The Next Big Thing

By Douglas Rushkoff. Published in The New York Times Syndicate/Guardian of London on 17 April 2008

“What’s with this Internet?” an old friend called to ask me late one night last week. “I mean I know it’s a big deal and all,” she admitted, “but this is crazy!”

By “this,” she meant the recent spate of new Internet stock offerings, where securities issued in the morning at nine or ten dollars per share are worth ten times more by the end of the day. As a result, these tiny companies, with fewer than a couple of hundred employees, with no real assets to speak of, and no earnings whatsoever, end up achieving “market caps” (the total value of all their stock) equivalent to that of major airlines and defense contractors ˜ companies that employ thousands, earn billions, and own planes, boats, factories, and real estate.

“How can this be?” my puzzled friend asked. She already understood that the prices of stocks are based on speculation more than valuation. She knew that the sky-high share prices of companies like Marketwatch.com and The Globe.com are based not on their current earnings (or losses) but on what people think these companies might earn at some point in the future. She knew that investors believe that the Internet and online marketing are going to be “the next big thing.”

What she didn’t know, however, is that the frenzy with which the financial community is investing in Internet issues is based less on earnings projections than it is on the needs of the stock market itself. The Internet is the “next big thing” not because it will actually be such a big thing, but because the markets need a big thing, any big thing, to keep themselves and the economy growing.

Consider, for a moment, if these Internet speculators are correct, and companies that conduct Internet shopping transactions will be making billions of dollars per year in the near future. Well then, if all this shopping is happening online what happens to the department store, the “superstore”, the mall, or downtown itself, for that matter? Shouldn’t the emergence of an Internet shopping universe also require the demise ˜ or at least a major contraction ˜ of the physical shopping universe? And then, of course, a corresponding collapse of the oil industry (no need to drive to the store) the banking industry (or at least the physical banks where we get our cash), and the commercial real estate market?

And who is going to bring all this stuff to us? Won’t this be a boom for the United Parcel Service, Airborne, and Federal Express? And, along the same lines, wouldn’t this also be a great time to invest in chiropractic services, orthopedics, and other treatments for the ailing backs of all the delivery people?

If investment bankers were earnest in their 21st Century earnings estimates for Internet companies, then they would also be calculating the impact of this consumption revolution on other industries and society at large. I suspect they are not ignoring these effects out of ignorance, but because they don’t really believe that Internet future they are promoting will actually come to pass.

It’s as easy, perhaps easier, to make money by predicting and provoking stock market gyrations than by accurately forecasting real shifts in the economic engine.

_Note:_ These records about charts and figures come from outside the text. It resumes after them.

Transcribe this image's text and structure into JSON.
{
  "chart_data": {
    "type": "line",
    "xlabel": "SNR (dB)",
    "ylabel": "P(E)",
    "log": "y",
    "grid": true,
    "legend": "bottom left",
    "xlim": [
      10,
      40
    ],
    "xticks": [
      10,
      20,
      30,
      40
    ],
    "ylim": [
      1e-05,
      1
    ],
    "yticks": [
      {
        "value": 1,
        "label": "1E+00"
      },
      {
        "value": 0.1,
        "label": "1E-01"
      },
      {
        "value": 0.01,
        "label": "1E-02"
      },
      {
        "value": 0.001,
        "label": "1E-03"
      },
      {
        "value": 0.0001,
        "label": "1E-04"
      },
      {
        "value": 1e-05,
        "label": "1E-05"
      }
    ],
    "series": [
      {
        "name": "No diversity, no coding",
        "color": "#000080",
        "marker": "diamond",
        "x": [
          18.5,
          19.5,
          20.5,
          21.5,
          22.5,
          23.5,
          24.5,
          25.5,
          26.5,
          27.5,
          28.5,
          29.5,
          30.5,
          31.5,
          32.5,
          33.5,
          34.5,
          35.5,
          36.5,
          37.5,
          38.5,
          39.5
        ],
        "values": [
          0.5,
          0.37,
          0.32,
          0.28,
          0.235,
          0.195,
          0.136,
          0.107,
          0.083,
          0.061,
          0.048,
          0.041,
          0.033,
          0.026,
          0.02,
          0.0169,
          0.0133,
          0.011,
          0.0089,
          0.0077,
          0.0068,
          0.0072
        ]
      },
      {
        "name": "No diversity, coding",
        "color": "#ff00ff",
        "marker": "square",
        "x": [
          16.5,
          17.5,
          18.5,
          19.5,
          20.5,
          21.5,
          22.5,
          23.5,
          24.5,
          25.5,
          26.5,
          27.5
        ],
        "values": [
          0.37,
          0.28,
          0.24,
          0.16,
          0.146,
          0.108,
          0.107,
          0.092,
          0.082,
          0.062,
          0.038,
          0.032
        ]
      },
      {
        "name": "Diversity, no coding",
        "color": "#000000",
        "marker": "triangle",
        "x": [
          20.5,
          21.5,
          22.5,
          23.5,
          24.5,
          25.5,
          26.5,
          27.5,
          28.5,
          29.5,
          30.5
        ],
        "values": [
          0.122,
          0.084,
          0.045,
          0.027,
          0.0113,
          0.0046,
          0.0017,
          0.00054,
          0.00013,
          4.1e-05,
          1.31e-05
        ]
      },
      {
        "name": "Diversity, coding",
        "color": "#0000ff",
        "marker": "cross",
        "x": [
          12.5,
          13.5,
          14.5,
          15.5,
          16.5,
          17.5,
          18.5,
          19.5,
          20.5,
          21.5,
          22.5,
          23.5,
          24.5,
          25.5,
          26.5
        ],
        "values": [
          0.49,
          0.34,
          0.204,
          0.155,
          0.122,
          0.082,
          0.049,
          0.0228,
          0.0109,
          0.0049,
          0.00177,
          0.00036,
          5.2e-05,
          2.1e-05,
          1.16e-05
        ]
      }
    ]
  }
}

When market valuations get into the stratosphere, it doesn’t take a Goldman or a Sachs to understand that share prices have more to do with psychology than with fundamentals.

An economy can only keep growing for so long before the resources fueling its expansion reach their limit. This is why today’s stock market bulls are counting on the Internet to serve the same role that the steam engine did in the industrial age: boost production and consumption to the levels required to continue the growth in prosperity.

The Internet is certainly a leap forward in technology, but it doesn’t really increase productivity in the same way that additional land, new resources, or mechanical devices did in the past. It simply replaces the means by which the same resources and products are distributed. While buying our goods online from distant warehouses may spur consumption by eliminating the added cost of retail showrooms and shuffling inventories, the only new things produced will be the computers and networks themselves.

Will life be better this way? Do we want to buy everything we need online? No one’s even asking those sorts of questions, because they have nothing to do with the real reason this vision of an Internet future is dominating the investment bankers’ latest tip sheets.

To brokerage firms, the Internet and the companies figuring out how to make it work are no more than an excuse to spur the Nasdaq average to new heights, and the best evidence of how an economy that is out of steam will find yet another “big thing” to keep the engine running.